Perilaku Pemimpin Sejati – prabowo2024.net

by -86 Views

Seorang pemimpin militer akan terbentuk kepribadian dan kepemimpinannya dalam pertempuran. Saya termasuk beruntung Seorang perwira muda yang sempat mengalami pembinaan, penggemblengan, pengasuhan, mentorship dari banyak pelaku perang kemerdekaan dan pelaku operasi-operasi militer dalam sejarah awal Republik Indonesia.

Pada waktu itu tidak ada jaminan bahwa Repubik Indonesia bisa survive. Karena tidak ada anggaran untuk pemerintah. Tidak ada anggaran untuk tentara. Kebangkitan bangsa ditentukan oleh keputusan ribuan atau puluhan ribu putra-putri Indonesia dari berbagai suku, ras, kelompok etnis, dan daerah.

Mereka dihadapkan pada pilihan antara bergabung dalam gelombang kebangkitan untuk merdeka atau diam mencari aman menghindari risiko apa pun. Mereka memilih mempertaruhkan nyawa untuk merebut kemerdekaan sehingga kita bisa menjadi bebas dari penjajahan yang telah berlangsung selama ratusan tahun.

Mereka inilah yang kita kenal sebagai angkatan ’45. Mereka adalah “generasi pembebas.” Angkatan ’45 ini bisa dikatakan sebagai Generasi Terbaik Indonesia.

Sebagai anak muda, sebagai Taruna Akademi Militer, dan sebagai perwira muda, saya merasa beruntung sempat berinteraksi dengan banyak tokoh dari angkatan ’45. Bahkan keluarga saya sendiri adalah keluarga pejuang, bagian dari angkatan ’45.

Kakek saya, Margono Djojohadikusumo, adalah orang yang dipercaya oleh Bung Karno untuk melanjutkan perjuangan kemerdekaan pada saat Bung Karno dan semua tokoh nasionalis pribumi ditangkap dan dibuang oleh Belanda ke luar Jawa.

Pada saat Bung Karno dibuang ke Pulau Ende, Nusa Tenggara Timur, Pak Margono dipanggil oleh Bung Karno, yang menyerahkan mandat kepada kakek saya untuk membentuk Partai Indonesia Raya (PARINDRA) dan sekaligus menjadi Ketua Umumnya. Karena pada waktu itu Partai Nasional Indonesia (PNI) yang merupakan partai utama dalam perjuangan kemerdekaan Indonesia telah dibekukan oleh Belanda dan hampir semua tokoh-tokohnya ditangkap.
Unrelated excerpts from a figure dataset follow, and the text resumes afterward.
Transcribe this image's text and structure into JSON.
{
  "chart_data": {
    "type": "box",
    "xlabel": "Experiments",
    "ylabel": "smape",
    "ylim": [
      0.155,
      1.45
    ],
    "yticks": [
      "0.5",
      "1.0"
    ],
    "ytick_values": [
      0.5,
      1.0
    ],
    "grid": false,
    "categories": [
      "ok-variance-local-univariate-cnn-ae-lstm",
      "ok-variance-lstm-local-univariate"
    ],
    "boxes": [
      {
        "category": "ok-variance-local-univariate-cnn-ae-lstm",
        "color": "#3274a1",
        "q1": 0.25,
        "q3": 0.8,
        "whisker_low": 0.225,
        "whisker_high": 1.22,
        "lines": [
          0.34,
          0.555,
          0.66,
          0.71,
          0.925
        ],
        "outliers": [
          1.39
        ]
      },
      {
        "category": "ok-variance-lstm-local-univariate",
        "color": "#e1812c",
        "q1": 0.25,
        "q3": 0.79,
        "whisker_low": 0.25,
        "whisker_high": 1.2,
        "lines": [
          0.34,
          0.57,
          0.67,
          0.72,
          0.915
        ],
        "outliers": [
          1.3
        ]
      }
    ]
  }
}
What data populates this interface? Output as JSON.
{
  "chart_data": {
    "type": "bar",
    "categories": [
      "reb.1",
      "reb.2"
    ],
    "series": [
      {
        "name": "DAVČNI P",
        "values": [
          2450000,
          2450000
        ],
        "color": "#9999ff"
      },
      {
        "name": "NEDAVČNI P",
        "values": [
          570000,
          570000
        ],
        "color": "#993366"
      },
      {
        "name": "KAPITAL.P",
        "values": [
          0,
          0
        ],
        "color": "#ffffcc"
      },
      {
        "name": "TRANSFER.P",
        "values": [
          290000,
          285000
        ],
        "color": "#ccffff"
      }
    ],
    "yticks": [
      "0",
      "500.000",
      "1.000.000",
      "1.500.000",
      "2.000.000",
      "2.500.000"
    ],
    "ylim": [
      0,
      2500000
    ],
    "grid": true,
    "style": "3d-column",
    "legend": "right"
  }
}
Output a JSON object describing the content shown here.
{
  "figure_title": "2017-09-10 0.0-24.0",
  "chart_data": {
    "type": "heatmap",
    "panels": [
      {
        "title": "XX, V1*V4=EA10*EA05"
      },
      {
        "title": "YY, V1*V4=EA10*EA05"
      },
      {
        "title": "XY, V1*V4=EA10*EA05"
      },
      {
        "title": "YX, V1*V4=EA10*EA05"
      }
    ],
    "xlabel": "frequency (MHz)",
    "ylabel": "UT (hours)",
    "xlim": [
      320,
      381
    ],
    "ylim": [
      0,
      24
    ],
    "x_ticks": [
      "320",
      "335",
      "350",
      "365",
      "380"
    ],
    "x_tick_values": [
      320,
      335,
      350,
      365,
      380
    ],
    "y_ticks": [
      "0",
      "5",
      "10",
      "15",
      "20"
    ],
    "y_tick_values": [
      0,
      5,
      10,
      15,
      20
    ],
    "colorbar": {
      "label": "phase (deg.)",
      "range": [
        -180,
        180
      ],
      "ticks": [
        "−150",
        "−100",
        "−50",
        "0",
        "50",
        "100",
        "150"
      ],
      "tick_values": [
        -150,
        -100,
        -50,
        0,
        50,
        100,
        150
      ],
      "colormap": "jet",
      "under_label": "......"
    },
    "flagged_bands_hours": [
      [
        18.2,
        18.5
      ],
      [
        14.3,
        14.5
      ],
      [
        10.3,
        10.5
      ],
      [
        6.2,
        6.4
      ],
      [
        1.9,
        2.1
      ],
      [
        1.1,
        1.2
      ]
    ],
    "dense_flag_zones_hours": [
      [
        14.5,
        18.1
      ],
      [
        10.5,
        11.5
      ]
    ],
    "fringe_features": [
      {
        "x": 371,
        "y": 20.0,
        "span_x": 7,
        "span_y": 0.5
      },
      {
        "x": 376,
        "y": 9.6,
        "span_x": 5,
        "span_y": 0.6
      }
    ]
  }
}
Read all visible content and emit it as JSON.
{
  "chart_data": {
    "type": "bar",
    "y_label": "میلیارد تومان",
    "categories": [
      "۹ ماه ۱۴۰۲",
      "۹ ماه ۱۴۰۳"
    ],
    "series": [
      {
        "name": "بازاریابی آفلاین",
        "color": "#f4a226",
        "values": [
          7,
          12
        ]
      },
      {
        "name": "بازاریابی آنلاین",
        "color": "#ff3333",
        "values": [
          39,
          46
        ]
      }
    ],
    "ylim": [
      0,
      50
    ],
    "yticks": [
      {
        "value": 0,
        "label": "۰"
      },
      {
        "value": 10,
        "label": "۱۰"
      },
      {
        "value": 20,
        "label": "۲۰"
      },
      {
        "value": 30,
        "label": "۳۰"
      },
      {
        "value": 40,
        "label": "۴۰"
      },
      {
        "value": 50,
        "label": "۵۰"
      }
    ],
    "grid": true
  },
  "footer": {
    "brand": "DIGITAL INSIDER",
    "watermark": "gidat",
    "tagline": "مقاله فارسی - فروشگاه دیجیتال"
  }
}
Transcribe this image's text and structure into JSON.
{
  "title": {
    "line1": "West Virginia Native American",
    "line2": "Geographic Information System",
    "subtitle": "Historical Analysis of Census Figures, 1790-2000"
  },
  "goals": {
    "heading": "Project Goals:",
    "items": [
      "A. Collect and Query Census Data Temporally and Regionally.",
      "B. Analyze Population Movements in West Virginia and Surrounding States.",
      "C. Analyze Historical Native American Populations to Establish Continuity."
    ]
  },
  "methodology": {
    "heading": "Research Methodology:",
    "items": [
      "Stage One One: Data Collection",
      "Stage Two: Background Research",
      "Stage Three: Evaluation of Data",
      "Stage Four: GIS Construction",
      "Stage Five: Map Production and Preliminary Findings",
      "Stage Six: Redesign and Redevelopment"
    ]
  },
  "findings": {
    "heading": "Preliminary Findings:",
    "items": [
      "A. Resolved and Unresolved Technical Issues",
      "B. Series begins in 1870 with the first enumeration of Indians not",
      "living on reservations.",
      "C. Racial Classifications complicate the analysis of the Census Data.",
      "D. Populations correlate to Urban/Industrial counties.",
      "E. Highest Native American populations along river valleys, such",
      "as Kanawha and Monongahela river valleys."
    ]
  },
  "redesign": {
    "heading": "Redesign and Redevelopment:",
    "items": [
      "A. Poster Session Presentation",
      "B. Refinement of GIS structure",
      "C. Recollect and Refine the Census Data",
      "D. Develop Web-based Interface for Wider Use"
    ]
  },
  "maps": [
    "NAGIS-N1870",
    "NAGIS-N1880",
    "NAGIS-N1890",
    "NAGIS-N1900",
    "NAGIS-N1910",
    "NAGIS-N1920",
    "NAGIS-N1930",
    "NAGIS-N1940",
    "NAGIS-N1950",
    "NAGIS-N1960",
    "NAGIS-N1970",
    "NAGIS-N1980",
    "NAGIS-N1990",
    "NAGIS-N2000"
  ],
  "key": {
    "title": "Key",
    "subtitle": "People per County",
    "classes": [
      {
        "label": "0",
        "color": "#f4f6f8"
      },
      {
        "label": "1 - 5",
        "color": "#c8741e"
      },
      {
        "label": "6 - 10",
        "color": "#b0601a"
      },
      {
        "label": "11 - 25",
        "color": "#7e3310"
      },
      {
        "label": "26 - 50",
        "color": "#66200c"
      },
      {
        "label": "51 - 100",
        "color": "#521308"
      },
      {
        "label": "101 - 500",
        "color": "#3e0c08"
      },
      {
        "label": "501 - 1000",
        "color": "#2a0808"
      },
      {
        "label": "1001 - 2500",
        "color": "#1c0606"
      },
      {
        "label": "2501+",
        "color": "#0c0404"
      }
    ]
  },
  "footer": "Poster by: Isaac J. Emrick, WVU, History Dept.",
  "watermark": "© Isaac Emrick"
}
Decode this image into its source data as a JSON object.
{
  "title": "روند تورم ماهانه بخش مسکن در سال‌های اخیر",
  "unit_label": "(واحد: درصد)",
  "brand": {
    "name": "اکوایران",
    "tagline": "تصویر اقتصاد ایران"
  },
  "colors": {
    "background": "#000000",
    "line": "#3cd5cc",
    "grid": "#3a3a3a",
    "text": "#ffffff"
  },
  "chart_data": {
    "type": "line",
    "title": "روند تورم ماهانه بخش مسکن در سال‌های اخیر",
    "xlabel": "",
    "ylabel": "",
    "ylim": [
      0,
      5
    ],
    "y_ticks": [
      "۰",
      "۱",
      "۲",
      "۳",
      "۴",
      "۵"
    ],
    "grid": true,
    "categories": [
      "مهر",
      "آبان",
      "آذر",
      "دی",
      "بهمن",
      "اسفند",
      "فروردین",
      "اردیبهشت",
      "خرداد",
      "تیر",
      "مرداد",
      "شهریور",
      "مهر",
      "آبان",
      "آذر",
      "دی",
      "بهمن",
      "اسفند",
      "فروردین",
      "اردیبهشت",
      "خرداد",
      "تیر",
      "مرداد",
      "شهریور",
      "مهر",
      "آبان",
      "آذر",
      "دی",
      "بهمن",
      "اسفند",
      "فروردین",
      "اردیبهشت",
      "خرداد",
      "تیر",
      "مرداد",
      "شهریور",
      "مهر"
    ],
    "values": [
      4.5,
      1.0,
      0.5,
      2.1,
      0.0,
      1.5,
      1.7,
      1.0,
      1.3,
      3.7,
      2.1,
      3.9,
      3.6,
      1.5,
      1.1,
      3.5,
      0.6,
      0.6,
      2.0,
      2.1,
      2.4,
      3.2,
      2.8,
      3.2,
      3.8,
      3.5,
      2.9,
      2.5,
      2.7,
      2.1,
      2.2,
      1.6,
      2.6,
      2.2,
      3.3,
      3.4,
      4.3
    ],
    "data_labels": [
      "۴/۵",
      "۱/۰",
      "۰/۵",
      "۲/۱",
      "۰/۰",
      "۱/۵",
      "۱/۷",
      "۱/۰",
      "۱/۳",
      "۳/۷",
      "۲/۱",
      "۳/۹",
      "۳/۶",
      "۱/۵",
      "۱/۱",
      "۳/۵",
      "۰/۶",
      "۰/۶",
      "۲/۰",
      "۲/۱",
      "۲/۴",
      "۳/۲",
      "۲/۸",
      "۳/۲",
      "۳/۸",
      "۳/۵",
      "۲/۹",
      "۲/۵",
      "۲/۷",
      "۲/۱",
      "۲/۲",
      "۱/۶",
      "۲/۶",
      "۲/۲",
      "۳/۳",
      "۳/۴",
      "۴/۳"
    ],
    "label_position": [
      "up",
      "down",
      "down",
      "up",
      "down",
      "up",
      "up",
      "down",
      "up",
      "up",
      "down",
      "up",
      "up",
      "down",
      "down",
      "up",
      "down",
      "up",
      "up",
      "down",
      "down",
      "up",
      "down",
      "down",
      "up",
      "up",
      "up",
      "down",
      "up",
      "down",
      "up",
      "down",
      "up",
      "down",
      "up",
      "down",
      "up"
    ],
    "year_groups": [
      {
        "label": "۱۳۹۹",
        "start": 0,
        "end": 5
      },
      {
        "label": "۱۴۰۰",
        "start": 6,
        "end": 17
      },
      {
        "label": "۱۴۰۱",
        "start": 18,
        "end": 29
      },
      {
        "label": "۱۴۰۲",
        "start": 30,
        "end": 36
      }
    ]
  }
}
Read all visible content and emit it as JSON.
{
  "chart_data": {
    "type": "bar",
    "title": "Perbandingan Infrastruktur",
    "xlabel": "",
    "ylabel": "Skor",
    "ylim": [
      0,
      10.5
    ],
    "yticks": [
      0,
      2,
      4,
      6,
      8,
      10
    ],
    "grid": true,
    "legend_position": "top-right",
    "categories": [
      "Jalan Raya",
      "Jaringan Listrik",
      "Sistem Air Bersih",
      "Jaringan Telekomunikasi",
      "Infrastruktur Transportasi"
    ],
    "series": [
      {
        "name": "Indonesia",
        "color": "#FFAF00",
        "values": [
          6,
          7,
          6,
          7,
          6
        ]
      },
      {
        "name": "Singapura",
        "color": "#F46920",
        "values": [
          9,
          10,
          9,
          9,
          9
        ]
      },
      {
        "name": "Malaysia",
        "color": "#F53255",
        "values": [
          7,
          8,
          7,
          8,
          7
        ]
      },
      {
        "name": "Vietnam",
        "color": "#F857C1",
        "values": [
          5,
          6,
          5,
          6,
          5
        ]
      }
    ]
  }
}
Dua putra beliau, Letnan Subianto Djojohadikusumo dan Taruna Sujono Djojohadikusumo, juga bagian dari angkatan ’45. Dua paman saya itu gugur dalam pertempuran melawan tentara Jepang pada tanggal 25 Januari 1946.

Dalam peristiwa yang terkenal dengan sebutan Pertempuran Lengkong itu, para taruna Akademi Militer Tangerang di bawah kepemimpinan Mayor Daan Mogot berusaha merebut senjata dari pangkalan Jepang. Namun nahas, hampir semua taruna gugur dalam pertempuran tersebut termasuk komandannya dan dua paman saya.

Orang tua saya, Soemitro Djojohadikusumo, begitu pulang dari negeri Belanda sebagai Doktor Ekonomi pertama Republik Indonesia lulusan Universitas Rotterdam, langsung bergabung dan berjuang untuk mempertahankan kemerdekaan Indonesia. Dia terlibat dalam penyelundupan karet dan kopra ke luar Indonesia dan menyelundupkan senjata dari luar untuk pasukan Indonesia.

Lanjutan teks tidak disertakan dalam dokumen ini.